Mes premières pensées vont d’abord à la famille et aux proches amis du président Tanor. Je partage la douleur qui est la leur.

A chacun son OTD. Et moi je pleure mon OTD grâce à qui j’ai pu grandir en un laps de temps. Tu m’as fait l’honneur de me nommer ton directeur de Cabinet alors que, autour de toi, s’exprimaient des talents dans tous les domaines.

Je ne saurais jamais assez te remercier chaleureusement de cette délicate marque de confiance, une autre belle preuve de ton attachement à la promotion de la jeunesse et aux enfants de la République comme toi à qui tu n’as jamais cessé de montrer la voie de la persévérance et de l’excellence.

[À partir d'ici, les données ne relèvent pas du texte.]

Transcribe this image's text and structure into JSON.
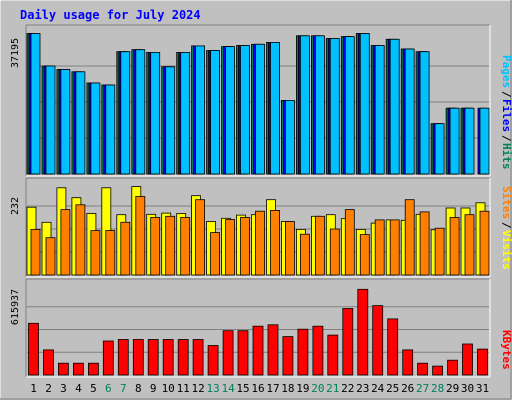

J’ai mesuré à sa juste valeur la chance, voire le privilège, que tu m’as offerte d’avoir l’opportunité de servir un grand commis de l’Etat ayant fait ses premières armes auprès d’un personnage aussi illustre que le Président Senghor, et qui les a affutées aux côtés d’une autre figure pas des moindres, le Président Abdou Diouf.

J’ai mesuré toute la dimension de la mission que tu m’avais confiée. Au-delà des compétences techniques, cette mission exigeait de grandes qualités humaines qui sont la loyauté sans faille, la disponibilité, la diplomatie, la discrétion, la sobriété dans l’efficacité, le sens de l’organisation et des relations humaines. Toutes choses que tu m’as enseignées. Et ton enseignement avait cela de particulier : Tanor continuait à vous donner après que vous l’aviez quitté, tellement les échanges avec lui étaient empreints d’humanité, de générosité débordante.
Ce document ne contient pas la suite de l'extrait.